Could you describe your research interests and the work you’ve done as a neuroscientist?

The dental pulp is seemingly hard wired for pain, and my research has focused on understanding basic neurobiology of the dental pulp. My research group found that large diameter neurons, that typically convey the sensation are light touch, are more prevalent in dental pulp, while paradoxically, classical pain fibers are underrepresented. The reason for the unique innervation of the pulp is still not clear, and it remains intriguing to me. We also established that nerve injury signaling lasts long after tooth injury, suggesting a potential mechanism for persistent dental pain. This is important because it is still underrecognized that routine dental procedures, like root canal treatment, can produce chronic pain. Complementing this work, we are currently conducting a clinical study measuring pain after endodontic surgery. This will help identify predictive clinical and biological factors associated with poor pain outcomes after surgery. The problem of persistent pain after dental injuries is difficult and important to understand, because the lack of recognition often leads to multiple unnecessary dental procedures.

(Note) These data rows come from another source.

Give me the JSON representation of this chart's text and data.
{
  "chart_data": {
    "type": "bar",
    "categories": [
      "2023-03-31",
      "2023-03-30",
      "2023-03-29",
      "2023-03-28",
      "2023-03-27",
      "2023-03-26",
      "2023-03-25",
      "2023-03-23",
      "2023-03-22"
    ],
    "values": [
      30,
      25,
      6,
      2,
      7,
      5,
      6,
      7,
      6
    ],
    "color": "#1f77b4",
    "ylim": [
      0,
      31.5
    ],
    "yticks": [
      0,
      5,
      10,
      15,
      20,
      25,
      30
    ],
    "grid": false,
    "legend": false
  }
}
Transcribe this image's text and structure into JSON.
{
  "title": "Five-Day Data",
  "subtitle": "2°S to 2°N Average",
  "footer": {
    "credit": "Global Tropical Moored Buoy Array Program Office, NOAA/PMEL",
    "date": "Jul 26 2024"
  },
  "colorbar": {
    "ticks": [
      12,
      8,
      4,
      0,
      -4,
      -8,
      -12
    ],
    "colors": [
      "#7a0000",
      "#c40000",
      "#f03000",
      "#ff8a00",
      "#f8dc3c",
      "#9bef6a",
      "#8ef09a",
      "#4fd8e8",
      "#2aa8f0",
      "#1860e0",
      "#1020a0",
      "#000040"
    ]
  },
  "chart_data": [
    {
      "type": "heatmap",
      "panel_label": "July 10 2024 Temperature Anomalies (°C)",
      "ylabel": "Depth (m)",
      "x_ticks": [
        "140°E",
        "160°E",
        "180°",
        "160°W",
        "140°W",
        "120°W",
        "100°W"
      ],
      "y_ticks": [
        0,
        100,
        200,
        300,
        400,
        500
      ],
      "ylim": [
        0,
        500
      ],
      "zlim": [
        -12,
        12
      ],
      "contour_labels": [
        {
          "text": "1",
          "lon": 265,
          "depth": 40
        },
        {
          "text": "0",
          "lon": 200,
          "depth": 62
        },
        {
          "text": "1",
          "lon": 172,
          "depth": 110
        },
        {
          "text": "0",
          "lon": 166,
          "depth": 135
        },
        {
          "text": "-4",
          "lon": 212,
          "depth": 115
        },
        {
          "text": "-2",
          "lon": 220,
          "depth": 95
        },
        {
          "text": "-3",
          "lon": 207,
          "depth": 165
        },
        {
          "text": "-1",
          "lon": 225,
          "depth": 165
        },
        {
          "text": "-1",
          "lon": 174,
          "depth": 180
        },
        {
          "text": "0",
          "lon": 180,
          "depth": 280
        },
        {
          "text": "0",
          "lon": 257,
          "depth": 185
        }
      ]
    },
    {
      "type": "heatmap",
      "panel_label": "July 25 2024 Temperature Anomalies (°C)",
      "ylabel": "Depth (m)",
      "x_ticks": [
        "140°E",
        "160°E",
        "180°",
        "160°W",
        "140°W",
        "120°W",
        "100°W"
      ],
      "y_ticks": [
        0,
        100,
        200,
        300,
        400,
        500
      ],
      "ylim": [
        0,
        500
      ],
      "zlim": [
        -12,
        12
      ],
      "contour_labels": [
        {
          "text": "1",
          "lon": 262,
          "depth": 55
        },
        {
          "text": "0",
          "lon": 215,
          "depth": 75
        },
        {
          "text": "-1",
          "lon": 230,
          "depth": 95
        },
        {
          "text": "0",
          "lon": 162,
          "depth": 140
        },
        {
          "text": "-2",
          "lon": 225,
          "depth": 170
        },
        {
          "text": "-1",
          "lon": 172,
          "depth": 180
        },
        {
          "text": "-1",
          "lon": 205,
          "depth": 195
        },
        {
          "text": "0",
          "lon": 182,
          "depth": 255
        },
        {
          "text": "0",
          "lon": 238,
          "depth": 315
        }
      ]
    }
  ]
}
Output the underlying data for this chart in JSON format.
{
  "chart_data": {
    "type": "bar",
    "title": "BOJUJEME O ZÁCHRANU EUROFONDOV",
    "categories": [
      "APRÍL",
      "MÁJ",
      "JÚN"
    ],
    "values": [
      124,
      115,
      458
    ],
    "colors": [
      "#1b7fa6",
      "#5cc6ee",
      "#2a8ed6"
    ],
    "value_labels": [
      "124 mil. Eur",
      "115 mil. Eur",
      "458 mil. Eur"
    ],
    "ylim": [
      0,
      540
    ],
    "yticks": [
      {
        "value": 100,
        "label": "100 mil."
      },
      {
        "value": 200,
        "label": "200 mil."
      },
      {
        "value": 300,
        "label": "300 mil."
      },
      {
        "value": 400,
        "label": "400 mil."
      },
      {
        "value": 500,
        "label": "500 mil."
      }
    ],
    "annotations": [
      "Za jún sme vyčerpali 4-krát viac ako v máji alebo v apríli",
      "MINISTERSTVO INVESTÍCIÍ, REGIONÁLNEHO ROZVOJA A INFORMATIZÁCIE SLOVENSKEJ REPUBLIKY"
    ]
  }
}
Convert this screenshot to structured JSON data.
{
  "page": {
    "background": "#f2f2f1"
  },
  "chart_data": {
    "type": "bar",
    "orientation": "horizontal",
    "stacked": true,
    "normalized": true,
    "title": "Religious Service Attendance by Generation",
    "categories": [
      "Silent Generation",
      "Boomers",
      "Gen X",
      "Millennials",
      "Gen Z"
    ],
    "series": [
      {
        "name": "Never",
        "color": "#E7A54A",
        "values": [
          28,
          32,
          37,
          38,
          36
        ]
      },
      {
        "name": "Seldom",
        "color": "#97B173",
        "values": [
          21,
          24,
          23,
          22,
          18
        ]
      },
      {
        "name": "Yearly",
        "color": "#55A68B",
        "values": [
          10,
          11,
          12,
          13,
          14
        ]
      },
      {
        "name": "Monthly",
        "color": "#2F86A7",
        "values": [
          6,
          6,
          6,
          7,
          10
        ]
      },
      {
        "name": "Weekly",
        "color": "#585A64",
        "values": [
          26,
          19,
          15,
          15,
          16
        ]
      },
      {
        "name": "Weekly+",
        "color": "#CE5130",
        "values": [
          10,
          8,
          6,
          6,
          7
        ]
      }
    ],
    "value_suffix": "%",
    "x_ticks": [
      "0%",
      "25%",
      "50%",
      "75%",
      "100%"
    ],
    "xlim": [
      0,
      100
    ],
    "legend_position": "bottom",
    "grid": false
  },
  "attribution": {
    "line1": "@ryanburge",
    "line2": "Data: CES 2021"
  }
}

More recently, my group, mostly through the efforts of Dr. Benoit Michot, has investigated the mechanisms by which bacterial toxins such as lipopolysaccharide (LPS) produce pain. This is relevant to many painful oral conditions including pulpitis. We've been working to understand the receptors through which LPS activates pain fibers and found that it depends on two very different types of receptors. First, the classic toll-like receptor TLR4, which is established as the receptor for LPS, is essential to activate neurons. Interestingly, TRPA1, an important ion channel for detecting noxious stimuli on nociceptors, is also required. We think that the TRPA1 channel is a very good target for controlling bacterial mediated pain as occurs in pulpitis.

As a newcomer to Boston, what are you hoping to learn or experience here?

Moving here from New York City I'm looking forward to the (hopefully) slightly slower pace of life. We found a place to live on a quiet tree lined street and I'm really enjoying this little taste of suburbia. The thing my husband and I are most excited about is having better access to nature here. We want to take our daughter camping and hiking more often and look forward to exploring New England. I also look forward to going to a Celtics game. I love basketball and the Celtics are a great team that I have followed over the years. Although it's way too early to talk about being a fan yet, and my allegiance in basketball is fully with the San Antonio Spurs, let's just say I'm looking forward to seeing where this relationship with the Celtics goes!